My idea is that after the update to the new version of polkit, the default polkit rule that asks for user or root password doesn't work any more or is missing, certainly because of a precedence problem in the rules.
I have the problem with polkit again, that's why I could do these tests. (no, rebooting doesn't solve the problem nor restarting polkit service).

Maybe you will thing I'm wrong and I should just wait until the problem is solved, but I'm used to try to solve problems by myself and to try to understand things.
Thanks for your time if you have read this.

[jkerr82508]

It may not help, but shouldn't do any harm, to re-install polkit:

Code: Select all

urpmi --replacepkgs polkit

Jim

[doktor5000]

No point in arguing with really smart people ...

I'm not pretending I'm smart but I was expecting a more helpful and supporting welcome, and after all you don't know me, maybe I can have some ideas too.

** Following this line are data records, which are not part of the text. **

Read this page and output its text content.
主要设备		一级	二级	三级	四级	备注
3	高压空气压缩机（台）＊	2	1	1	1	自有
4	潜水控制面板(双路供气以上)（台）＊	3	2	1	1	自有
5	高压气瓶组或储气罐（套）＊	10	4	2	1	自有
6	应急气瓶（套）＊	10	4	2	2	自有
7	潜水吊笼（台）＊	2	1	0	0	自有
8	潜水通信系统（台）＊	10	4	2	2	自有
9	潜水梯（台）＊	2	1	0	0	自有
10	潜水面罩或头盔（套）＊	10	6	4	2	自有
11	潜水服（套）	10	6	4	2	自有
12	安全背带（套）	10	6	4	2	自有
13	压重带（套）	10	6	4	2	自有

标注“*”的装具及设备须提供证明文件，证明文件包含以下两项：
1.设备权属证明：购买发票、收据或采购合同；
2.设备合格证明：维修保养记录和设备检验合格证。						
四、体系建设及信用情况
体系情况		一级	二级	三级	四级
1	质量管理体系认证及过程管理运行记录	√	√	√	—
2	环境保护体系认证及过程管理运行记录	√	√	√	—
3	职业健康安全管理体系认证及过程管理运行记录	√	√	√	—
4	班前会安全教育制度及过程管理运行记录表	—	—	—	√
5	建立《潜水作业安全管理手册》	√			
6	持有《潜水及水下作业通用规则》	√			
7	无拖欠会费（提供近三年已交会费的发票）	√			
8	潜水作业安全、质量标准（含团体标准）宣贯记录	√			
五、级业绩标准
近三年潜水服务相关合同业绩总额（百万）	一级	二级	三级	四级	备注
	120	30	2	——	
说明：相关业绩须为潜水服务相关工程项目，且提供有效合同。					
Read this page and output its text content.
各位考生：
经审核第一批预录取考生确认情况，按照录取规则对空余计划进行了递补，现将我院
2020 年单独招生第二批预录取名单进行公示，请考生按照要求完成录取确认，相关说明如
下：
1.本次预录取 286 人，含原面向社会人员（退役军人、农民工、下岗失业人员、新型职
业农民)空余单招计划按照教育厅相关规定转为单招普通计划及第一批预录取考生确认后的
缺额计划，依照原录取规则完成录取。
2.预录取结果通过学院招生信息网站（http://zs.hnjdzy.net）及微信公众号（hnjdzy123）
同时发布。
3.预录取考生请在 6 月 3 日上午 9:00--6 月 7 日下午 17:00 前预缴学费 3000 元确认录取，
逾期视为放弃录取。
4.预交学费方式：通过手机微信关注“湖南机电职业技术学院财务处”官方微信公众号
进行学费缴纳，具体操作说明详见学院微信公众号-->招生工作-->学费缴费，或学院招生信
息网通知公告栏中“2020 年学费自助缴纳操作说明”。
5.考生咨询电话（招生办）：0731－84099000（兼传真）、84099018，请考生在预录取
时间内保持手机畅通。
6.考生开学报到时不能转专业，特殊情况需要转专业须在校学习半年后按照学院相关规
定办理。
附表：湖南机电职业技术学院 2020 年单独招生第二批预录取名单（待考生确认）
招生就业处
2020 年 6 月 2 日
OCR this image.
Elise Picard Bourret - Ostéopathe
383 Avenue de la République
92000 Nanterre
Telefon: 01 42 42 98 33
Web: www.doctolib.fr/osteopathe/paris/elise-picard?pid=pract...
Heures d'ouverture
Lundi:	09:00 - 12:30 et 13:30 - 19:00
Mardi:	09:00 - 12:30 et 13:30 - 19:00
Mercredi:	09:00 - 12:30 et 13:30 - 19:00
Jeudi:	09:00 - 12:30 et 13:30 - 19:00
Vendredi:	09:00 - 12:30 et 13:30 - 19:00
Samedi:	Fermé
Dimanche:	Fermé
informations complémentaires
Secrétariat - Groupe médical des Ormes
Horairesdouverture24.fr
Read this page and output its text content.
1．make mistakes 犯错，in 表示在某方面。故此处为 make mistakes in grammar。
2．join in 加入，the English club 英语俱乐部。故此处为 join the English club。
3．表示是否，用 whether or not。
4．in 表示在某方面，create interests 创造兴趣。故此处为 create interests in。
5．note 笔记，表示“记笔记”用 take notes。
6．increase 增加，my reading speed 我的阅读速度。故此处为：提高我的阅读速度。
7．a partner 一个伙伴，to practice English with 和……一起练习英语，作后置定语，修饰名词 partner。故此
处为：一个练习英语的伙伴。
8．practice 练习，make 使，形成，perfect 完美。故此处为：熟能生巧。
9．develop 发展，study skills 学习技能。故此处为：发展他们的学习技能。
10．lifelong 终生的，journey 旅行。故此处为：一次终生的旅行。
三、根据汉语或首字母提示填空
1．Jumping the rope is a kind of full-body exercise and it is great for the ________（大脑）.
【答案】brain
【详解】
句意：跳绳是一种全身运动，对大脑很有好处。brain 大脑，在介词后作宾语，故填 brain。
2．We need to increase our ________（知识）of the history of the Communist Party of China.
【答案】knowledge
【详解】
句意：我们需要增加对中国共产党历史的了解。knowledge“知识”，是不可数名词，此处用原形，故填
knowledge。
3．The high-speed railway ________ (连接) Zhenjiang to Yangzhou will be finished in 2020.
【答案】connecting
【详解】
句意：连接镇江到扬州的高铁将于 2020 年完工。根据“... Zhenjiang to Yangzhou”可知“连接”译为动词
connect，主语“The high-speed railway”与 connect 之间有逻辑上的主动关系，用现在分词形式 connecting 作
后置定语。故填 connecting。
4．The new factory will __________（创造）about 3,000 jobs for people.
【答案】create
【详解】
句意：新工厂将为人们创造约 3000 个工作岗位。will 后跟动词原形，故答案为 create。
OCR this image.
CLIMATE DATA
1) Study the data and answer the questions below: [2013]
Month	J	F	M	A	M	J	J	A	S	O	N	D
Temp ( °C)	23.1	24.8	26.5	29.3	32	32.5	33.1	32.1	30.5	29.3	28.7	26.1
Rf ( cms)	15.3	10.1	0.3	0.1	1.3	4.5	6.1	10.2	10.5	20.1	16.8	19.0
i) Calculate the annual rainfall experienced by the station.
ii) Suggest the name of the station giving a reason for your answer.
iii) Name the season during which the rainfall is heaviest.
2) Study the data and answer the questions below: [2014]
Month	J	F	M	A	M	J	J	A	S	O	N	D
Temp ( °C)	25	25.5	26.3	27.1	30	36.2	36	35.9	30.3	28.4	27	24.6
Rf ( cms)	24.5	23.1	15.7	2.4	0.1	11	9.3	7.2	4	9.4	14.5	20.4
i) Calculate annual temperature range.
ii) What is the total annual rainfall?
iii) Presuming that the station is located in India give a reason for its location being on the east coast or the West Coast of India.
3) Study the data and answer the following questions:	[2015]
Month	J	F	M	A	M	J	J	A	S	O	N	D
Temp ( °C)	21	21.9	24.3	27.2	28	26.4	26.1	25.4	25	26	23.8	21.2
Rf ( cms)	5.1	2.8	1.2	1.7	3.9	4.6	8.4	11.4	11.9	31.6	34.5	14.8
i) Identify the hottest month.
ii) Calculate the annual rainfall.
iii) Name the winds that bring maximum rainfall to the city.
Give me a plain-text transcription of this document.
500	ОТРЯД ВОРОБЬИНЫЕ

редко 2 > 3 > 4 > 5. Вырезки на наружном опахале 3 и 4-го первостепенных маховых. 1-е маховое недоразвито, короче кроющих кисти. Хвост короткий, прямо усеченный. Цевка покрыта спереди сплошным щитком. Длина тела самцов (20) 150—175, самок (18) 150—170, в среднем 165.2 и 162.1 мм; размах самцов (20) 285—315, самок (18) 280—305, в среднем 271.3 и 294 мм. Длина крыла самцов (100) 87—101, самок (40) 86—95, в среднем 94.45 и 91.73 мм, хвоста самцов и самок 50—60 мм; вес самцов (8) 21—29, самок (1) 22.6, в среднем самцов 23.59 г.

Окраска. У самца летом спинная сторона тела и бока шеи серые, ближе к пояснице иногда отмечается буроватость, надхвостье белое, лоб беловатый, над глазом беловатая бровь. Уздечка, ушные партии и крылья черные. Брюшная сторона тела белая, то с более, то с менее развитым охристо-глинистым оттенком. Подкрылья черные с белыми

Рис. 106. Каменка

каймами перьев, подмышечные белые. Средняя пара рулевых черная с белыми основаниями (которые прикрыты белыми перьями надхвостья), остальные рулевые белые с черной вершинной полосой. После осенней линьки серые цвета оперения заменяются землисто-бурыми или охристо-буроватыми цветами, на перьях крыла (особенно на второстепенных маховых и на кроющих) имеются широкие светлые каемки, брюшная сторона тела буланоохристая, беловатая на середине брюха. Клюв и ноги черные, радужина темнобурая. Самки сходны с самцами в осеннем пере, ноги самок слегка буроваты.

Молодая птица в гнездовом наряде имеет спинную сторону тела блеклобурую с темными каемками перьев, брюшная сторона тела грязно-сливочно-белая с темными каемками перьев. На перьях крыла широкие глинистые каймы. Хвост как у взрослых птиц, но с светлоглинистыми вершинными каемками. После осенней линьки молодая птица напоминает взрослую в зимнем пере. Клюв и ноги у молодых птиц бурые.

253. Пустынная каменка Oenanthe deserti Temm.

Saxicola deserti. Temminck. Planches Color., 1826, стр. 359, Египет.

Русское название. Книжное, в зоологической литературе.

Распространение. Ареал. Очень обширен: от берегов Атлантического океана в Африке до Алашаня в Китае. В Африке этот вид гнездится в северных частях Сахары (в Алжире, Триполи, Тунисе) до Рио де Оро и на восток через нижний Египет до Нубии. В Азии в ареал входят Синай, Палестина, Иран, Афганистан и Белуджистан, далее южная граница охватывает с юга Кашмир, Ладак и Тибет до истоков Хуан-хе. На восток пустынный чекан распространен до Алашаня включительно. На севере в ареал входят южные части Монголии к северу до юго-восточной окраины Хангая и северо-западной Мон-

My apologies, you're correct with that. Seems my current early shift duty leads to slightly grumpier replies then usual

My point was not to disable polkit, my point was to change something in polkit settings, to see if it works better or has any effect, because in reality I don't know how polkit works, I just think that polkit is a tool that allows users not being root to run some tools as root with eventually a preliminary authentication. In a way, polkit allows not having to do "su -" or "sudo" to run commands that require privileges.

Yes and no It's actually more then just a tool and it's a little more complex.
It consists of two parts, one system authority, and a polkit agent for every user session, which will display the authentication requests.
For the documentation see http://www.freedesktop.org/software/pol ... kit.8.html

You can see the status and the last 10 lines of logs (e.g. authentication requests) of the system daemon as root via

Code: Select all

systemctl status polkit.service -a

You can check if the system daemon and the user polkit agent is running via

Code: Select all

ps -ef | grep -v grep | grep polkit

The systemwide rules are kep under /usr/share/polkit-1/rules.d (e.g. the one for all our drakxtools is /usr/share/polkit-1/rules.d/org.mageia.draksec.rules )
and the actions requested by certain programs are located in /usr/share/polkit-1/actions/

For your problem with polkit, there are certain issues that might come into play. First there was an issue (in the bug report linked to a few posts above)
after a polkit update. It either required a restart of the polkit system daemon or in some cases a complete reboot so it was functional again.
Apart from that, members of the wheel group are handled specially by default, see https://wiki.archlinux.org/index.php/Po ... identities
Also when using a remote X session or remote ssh session there may be issues using polkit. See e.g. https://bugs.mageia.org/show_bug.cgi?id=13834

BTW: For the reinstallation I'd also amend Jim's command by --replacefiles.